2. Les 4 modèles scientifiques de l'audit RPS

Un audit RPS sérieux ne peut pas reposer sur un questionnaire maison. Il doit s'appuyer sur des modèles validés par la recherche internationale, dont les propriétés psychométriques sont documentées et dont les résultats sont comparables d'une mission à l'autre.

Quatre modèles structurent l'audit RPS contemporain. Chacun éclaire une dimension différente du risque. Pris isolément, chacun a des limites. Combinés, ils produisent un diagnostic à 360 degrés qu'aucun ne peut produire seul.

2.1Karasek, le stress par la demande et l'autonomie

Origine : Robert Karasek, Job Demands, Job Decision Latitude, and Mental Strain, 1979. Enrichi par Theorell en 1990 avec l'ajout du soutien social comme modérateur. Instrument de mesure : le Job Content Questionnaire (JCQ), validé en français.

Le modèle. Karasek pose une hypothèse simple et puissante : le stress professionnel ne vient pas de la charge de travail prise isolément, mais du déséquilibre entre la demande psychologique imposée au salarié et la latitude décisionnelle dont il dispose pour y faire face. Un troisième axe, le soutien social (collègues et hiérarchie), module l'effet des deux premiers.

Les quatre quadrants.

Détendus (faible demande, forte latitude). Situation favorable. Le salarié dispose de marges de manœuvre face à une charge raisonnable.

Actifs (forte demande, forte latitude). Situation stimulante. La charge est élevée mais elle est compensée par la capacité à organiser son travail. C'est le profil typique des fonctions à haute responsabilité bien tenues.

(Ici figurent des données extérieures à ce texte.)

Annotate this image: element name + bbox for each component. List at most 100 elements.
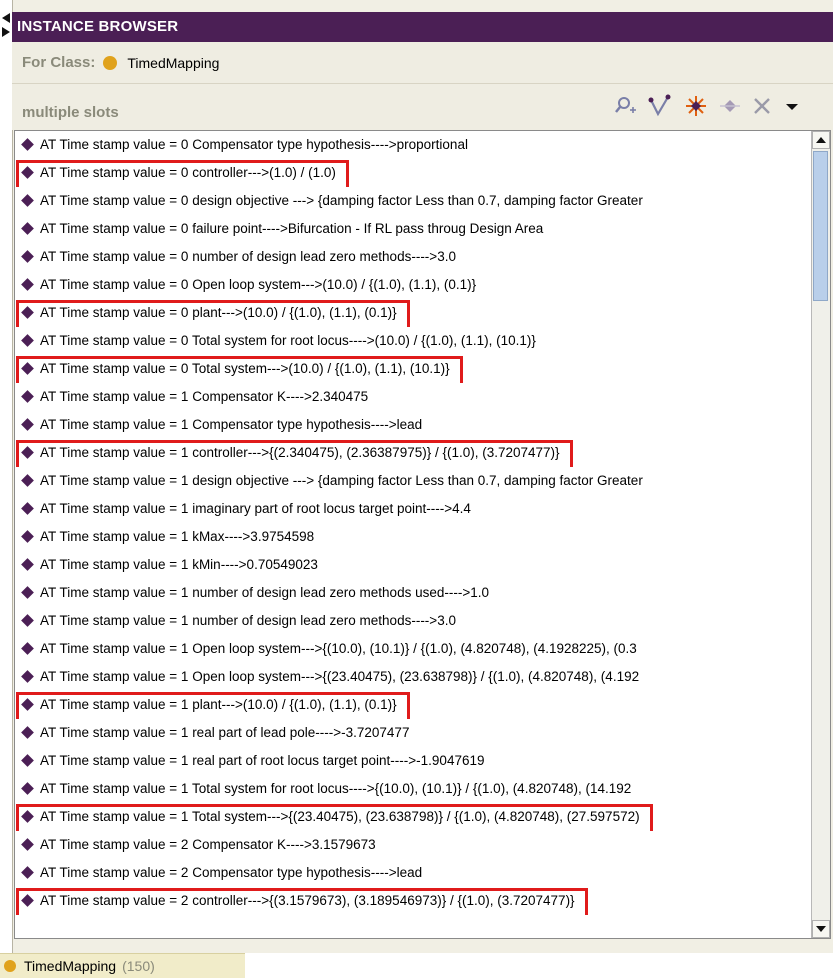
- slots-toolbar: multiple slots: [12, 84, 833, 130]
- slots-label: multiple slots: [22, 104, 119, 121]
- instance-label: AT Time stamp value = 1 Compensator K---…: [40, 389, 369, 404]
- instance-row[interactable]: AT Time stamp value = 1 number of design…: [15, 607, 812, 635]
- instance-diamond-icon: [21, 558, 34, 571]
- instance-label: AT Time stamp value = 1 Compensator type…: [40, 417, 423, 432]
- instance-label: AT Time stamp value = 0 Total system for…: [40, 333, 536, 348]
- highlight-box: [16, 300, 410, 327]
- delete-instance-icon[interactable]: [718, 94, 742, 118]
- remove-icon[interactable]: [750, 94, 774, 118]
- instance-diamond-icon: [21, 222, 34, 235]
- instance-diamond-icon: [21, 670, 34, 683]
- instance-label: AT Time stamp value = 1 kMin---->0.70549…: [40, 557, 318, 572]
- instance-label: AT Time stamp value = 0 number of design…: [40, 249, 456, 264]
- instance-row[interactable]: AT Time stamp value = 1 Compensator K---…: [15, 383, 812, 411]
- highlight-box: [16, 804, 653, 831]
- instance-row[interactable]: AT Time stamp value = 1 Total system--->…: [15, 803, 812, 831]
- scroll-down-arrow-icon[interactable]: [812, 920, 830, 938]
- highlight-box: [16, 160, 349, 187]
- status-footer: TimedMapping (150): [0, 953, 833, 978]
- instance-row[interactable]: AT Time stamp value = 1 design objective…: [15, 467, 812, 495]
- instance-row[interactable]: AT Time stamp value = 2 Compensator type…: [15, 859, 812, 887]
- instance-row[interactable]: AT Time stamp value = 0 Open loop system…: [15, 271, 812, 299]
- create-instance-icon[interactable]: [684, 94, 708, 118]
- class-tab-label: TimedMapping: [24, 958, 117, 974]
- collapse-arrow-icon[interactable]: [0, 12, 12, 38]
- panel-title: INSTANCE BROWSER: [12, 12, 833, 42]
- instance-diamond-icon: [21, 586, 34, 599]
- instance-diamond-icon: [21, 334, 34, 347]
- scrollbar-thumb[interactable]: [813, 151, 828, 301]
- instance-label: AT Time stamp value = 1 real part of lea…: [40, 725, 410, 740]
- instance-label: AT Time stamp value = 1 Total system for…: [40, 781, 632, 796]
- class-name: TimedMapping: [127, 54, 220, 71]
- instance-row[interactable]: AT Time stamp value = 2 controller--->{(…: [15, 887, 812, 915]
- instance-count: (150): [122, 958, 155, 974]
- instance-diamond-icon: [21, 782, 34, 795]
- instance-diamond-icon: [21, 194, 34, 207]
- instance-row[interactable]: AT Time stamp value = 1 controller--->{(…: [15, 439, 812, 467]
- highlight-box: [16, 692, 410, 719]
- instance-diamond-icon: [21, 502, 34, 515]
- instance-label: AT Time stamp value = 0 Open loop system…: [40, 277, 477, 292]
- class-tab[interactable]: TimedMapping (150): [0, 953, 245, 978]
- instance-label: AT Time stamp value = 1 Open loop system…: [40, 641, 637, 656]
- instance-diamond-icon: [21, 474, 34, 487]
- instance-label: AT Time stamp value = 1 real part of roo…: [40, 753, 485, 768]
- instance-diamond-icon: [21, 726, 34, 739]
- instance-diamond-icon: [21, 642, 34, 655]
- instance-diamond-icon: [21, 866, 34, 879]
- instance-label: AT Time stamp value = 1 number of design…: [40, 613, 456, 628]
- instance-row[interactable]: AT Time stamp value = 1 plant--->(10.0) …: [15, 691, 812, 719]
- instance-row[interactable]: AT Time stamp value = 1 real part of roo…: [15, 747, 812, 775]
- menu-dropdown-icon[interactable]: [780, 94, 804, 118]
- instance-diamond-icon: [21, 530, 34, 543]
- instance-label: AT Time stamp value = 0 Compensator type…: [40, 137, 468, 152]
- add-instance-icon[interactable]: [648, 94, 672, 118]
- instance-list[interactable]: AT Time stamp value = 0 Compensator type…: [14, 130, 831, 939]
- instance-diamond-icon: [21, 614, 34, 627]
- instance-diamond-icon: [21, 138, 34, 151]
- instance-label: AT Time stamp value = 1 Open loop system…: [40, 669, 640, 684]
- instance-row[interactable]: AT Time stamp value = 1 imaginary part o…: [15, 495, 812, 523]
- vertical-scrollbar[interactable]: [811, 131, 830, 938]
- instance-label: AT Time stamp value = 0 failure point---…: [40, 221, 544, 236]
- instance-row[interactable]: AT Time stamp value = 1 real part of lea…: [15, 719, 812, 747]
- class-icon: [4, 960, 16, 972]
- instance-label: AT Time stamp value = 1 kMax---->3.97545…: [40, 529, 315, 544]
- highlight-box: [16, 440, 573, 467]
- instance-row[interactable]: AT Time stamp value = 0 plant--->(10.0) …: [15, 299, 812, 327]
- for-class-label: For Class:: [22, 54, 96, 71]
- instance-diamond-icon: [21, 418, 34, 431]
- instance-row[interactable]: AT Time stamp value = 0 Compensator type…: [15, 131, 812, 159]
- instance-diamond-icon: [21, 838, 34, 851]
- instance-rows: AT Time stamp value = 0 Compensator type…: [15, 131, 812, 938]
- scroll-up-arrow-icon[interactable]: [812, 131, 830, 149]
- instance-diamond-icon: [21, 278, 34, 291]
- instance-row[interactable]: AT Time stamp value = 0 number of design…: [15, 243, 812, 271]
- instance-row[interactable]: AT Time stamp value = 0 Total system for…: [15, 327, 812, 355]
- instance-label: AT Time stamp value = 2 Compensator K---…: [40, 837, 376, 852]
- highlight-box: [16, 356, 463, 383]
- instance-row[interactable]: AT Time stamp value = 0 design objective…: [15, 187, 812, 215]
- instance-label: AT Time stamp value = 0 design objective…: [40, 193, 643, 208]
- instance-label: AT Time stamp value = 1 imaginary part o…: [40, 501, 471, 516]
- instance-row[interactable]: AT Time stamp value = 1 Total system for…: [15, 775, 812, 803]
- search-instance-icon[interactable]: [614, 94, 638, 118]
- instance-label: AT Time stamp value = 1 number of design…: [40, 585, 489, 600]
- instance-row[interactable]: AT Time stamp value = 1 kMin---->0.70549…: [15, 551, 812, 579]
- instance-row[interactable]: AT Time stamp value = 1 Compensator type…: [15, 411, 812, 439]
- instance-label: AT Time stamp value = 2 Compensator type…: [40, 865, 423, 880]
- highlight-box: [16, 888, 588, 915]
- instance-row[interactable]: AT Time stamp value = 0 controller--->(1…: [15, 159, 812, 187]
- instance-diamond-icon: [21, 250, 34, 263]
- instance-row[interactable]: AT Time stamp value = 1 kMax---->3.97545…: [15, 523, 812, 551]
- instance-label: AT Time stamp value = 1 design objective…: [40, 473, 643, 488]
- for-class-row: For Class: TimedMapping: [12, 42, 833, 84]
- instance-row[interactable]: AT Time stamp value = 2 Compensator K---…: [15, 831, 812, 859]
- instance-row[interactable]: AT Time stamp value = 0 failure point---…: [15, 215, 812, 243]
- class-icon: [103, 55, 118, 70]
- instance-row[interactable]: AT Time stamp value = 1 Open loop system…: [15, 663, 812, 691]
- instance-row[interactable]: AT Time stamp value = 1 number of design…: [15, 579, 812, 607]
- instance-row[interactable]: AT Time stamp value = 0 Total system--->…: [15, 355, 812, 383]
- instance-row[interactable]: AT Time stamp value = 1 Open loop system…: [15, 635, 812, 663]
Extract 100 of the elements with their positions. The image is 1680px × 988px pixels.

Passifs (faible demande, faible latitude). Situation de désengagement. Peu de pression, mais aussi peu de marges. À long terme, ce profil produit de la démotivation et un risque dépressif silencieux.

Tendus (forte demande, faible latitude). Le quadrant du job strain, où le risque pour la santé est maximal. La pression est forte sans capacité d'absorption. Ce quadrant est statistiquement associé à des taux significativement plus élevés de troubles cardiovasculaires, de troubles musculo-squelettiques et de troubles mentaux.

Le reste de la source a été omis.